Since the blank portion on the upper right side of the SALN only asks for "(government) position/income[s]," public workers may interpret this as their incomes as civil servants and not their total incomes inside and outside of government service.
3) Values of real-estate properties can be understated.
Since public servants enjoy discretion in filling up their SALNs, many can opt to declare lower prices for their properties, Ronquillo said.
Most of the time, assessed values of a property are entered in the SALN, he said. Set by the city or municipal hall's assessor's office every three years, the valuation is already the depreciated value of the property, according to Ronquillo.
Instead of the assessed value, the property's acquisition cost should be declared in the SALN because the cost reflects the actual amount a public servant paid for his/her property. The acquisition cost then could be matched to their purchasing capacity based on his or her lawful income.
“The only thing that is fixed and very clear will be the acquisition cost. Let the depreciation be taken care of by the statement about the year it was acquired,” the CSC official said.
Non-declaration in the SALN of the acquisition cost of assets appear to be common among ranking government officials, including allegedly Chief Justice Renato Corona.
In his SALNs from 2002 to 2010, Corona did not declare the acquisition cost of the properties he bought.
Also, last March, Department of Budget and Management Secretary Florencio “Butch” Abad acknowledged that he had only been listing his properties' assessed values on his SALN.
Four in every 10 lawmakers also failed to declare the acquisition cost of their real properties, data culled by InterAksyon.com from the 2004 SALNS of the 236 members of the 13th House of Representatives show.
Data gathered by InterAksyon.com were based on the July 2004 SALNs of the lawmakers that were uploaded on www.i-site.ph of the Philippine Center for Investigative Journalism.
Some of the lawmakers list their real properties and personal assets but omit information on the years that the assets were acquired.
Some don’t even list the location of their real properties on their SALNs. Others fail to specify their personal assets, and just put “various” and “unspecified” in the vehicles and pieces of jewelry they list on their SALN forms.
Based on Ronquillo’s estimate, six in every 10 public servants file their SALNs for the sake of submitting the document and not for complying with laws that mandate them to accomplish the form truthfully.
4) Few complaints are filed against officials with inaccurate SALN declarations.

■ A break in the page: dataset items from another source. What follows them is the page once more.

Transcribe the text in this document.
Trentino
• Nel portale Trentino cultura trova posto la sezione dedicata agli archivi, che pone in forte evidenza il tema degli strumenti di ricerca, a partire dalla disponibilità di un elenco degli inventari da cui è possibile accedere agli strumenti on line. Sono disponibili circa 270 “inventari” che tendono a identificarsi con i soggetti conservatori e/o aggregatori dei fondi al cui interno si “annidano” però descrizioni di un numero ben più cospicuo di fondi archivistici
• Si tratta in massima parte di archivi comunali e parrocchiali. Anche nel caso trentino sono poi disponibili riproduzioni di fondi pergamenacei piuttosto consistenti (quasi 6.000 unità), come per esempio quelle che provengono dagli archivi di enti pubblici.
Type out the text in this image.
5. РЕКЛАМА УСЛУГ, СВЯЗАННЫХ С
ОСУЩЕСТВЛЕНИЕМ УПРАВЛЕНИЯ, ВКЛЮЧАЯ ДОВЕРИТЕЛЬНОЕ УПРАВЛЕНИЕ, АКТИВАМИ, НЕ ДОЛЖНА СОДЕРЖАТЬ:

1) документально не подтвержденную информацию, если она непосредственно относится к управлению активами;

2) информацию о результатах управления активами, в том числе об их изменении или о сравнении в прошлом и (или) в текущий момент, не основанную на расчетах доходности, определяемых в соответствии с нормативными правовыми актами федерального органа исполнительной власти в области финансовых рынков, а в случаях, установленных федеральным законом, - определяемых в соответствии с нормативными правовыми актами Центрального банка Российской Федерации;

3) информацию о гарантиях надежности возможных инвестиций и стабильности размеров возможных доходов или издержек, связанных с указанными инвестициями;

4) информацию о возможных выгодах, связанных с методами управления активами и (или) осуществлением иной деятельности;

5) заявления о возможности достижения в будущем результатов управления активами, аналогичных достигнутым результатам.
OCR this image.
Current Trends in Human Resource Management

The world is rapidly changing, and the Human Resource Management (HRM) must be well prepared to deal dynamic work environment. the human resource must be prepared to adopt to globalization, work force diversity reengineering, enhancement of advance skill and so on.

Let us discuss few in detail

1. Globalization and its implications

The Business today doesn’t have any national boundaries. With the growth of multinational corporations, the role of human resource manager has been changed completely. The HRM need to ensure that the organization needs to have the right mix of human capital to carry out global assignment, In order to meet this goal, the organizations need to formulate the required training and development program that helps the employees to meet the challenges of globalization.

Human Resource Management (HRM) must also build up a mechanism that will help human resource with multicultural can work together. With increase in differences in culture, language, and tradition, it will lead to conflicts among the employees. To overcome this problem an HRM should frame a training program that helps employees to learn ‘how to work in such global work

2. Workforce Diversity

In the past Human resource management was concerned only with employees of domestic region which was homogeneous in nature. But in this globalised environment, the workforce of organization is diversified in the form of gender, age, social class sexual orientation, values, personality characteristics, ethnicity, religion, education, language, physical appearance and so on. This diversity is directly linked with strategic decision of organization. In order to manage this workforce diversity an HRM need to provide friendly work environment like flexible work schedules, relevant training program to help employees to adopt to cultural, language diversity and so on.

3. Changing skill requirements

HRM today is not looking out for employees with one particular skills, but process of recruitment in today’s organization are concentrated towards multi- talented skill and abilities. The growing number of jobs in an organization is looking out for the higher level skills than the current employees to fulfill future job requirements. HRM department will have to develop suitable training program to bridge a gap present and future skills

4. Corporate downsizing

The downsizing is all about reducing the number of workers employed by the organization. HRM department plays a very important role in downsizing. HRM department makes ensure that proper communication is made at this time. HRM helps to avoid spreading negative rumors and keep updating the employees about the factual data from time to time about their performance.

Although both government officials and employees are required to fill up the same SALN form, only lowly civil servants are often slapped with complaints of failure to file a true and detailed SALN form, former senator Rene Saguisag told InterAksyon.
The former senator, who helped pass the Code of Conduct for Public Officials (R. A. 6713) which requires public servants to declare assets truthfully, said that only the small fry are suspended and fined.
“Ayon sa mga desisyon, yung mga biya, ‘yong mga small fry, aba’y kung anu-anong parusa ang inabot, from suspension with fines. Magagawa ba nila ‘yan sa isang dambuhala? O may isang batas para sa maliliit, isang batas para sa mga pating at mga balyena at mga barracuda?” said Saguisag.
[Based on the decisions, only the small fry are suspended and fined. Can they do that to a giant? Or is there a separate law for the small ones and another for the sharks, whales, and barracudas?)
Saguisag’s observation is bolstered by data from both the Office of the Ombudsman, which prosecutes officials accused of graft and corruption, and the Presidential Anti-Graft Commission (PAGC), which looks into alleged wrongdoing by presidential appointees.
From 2000 to June 30, 2007, only 318 asset declaration-related cases were filed against public servants, data from the Office of the Ombudsman show.
Meanwhile, separate data from the Presidential Anti-Graft Commission showed that from 2003 to June 30, 2007, only 21 administrative cases related to the non-submission of SALN and the failure to file a true and detailed SALN were filed against government officials.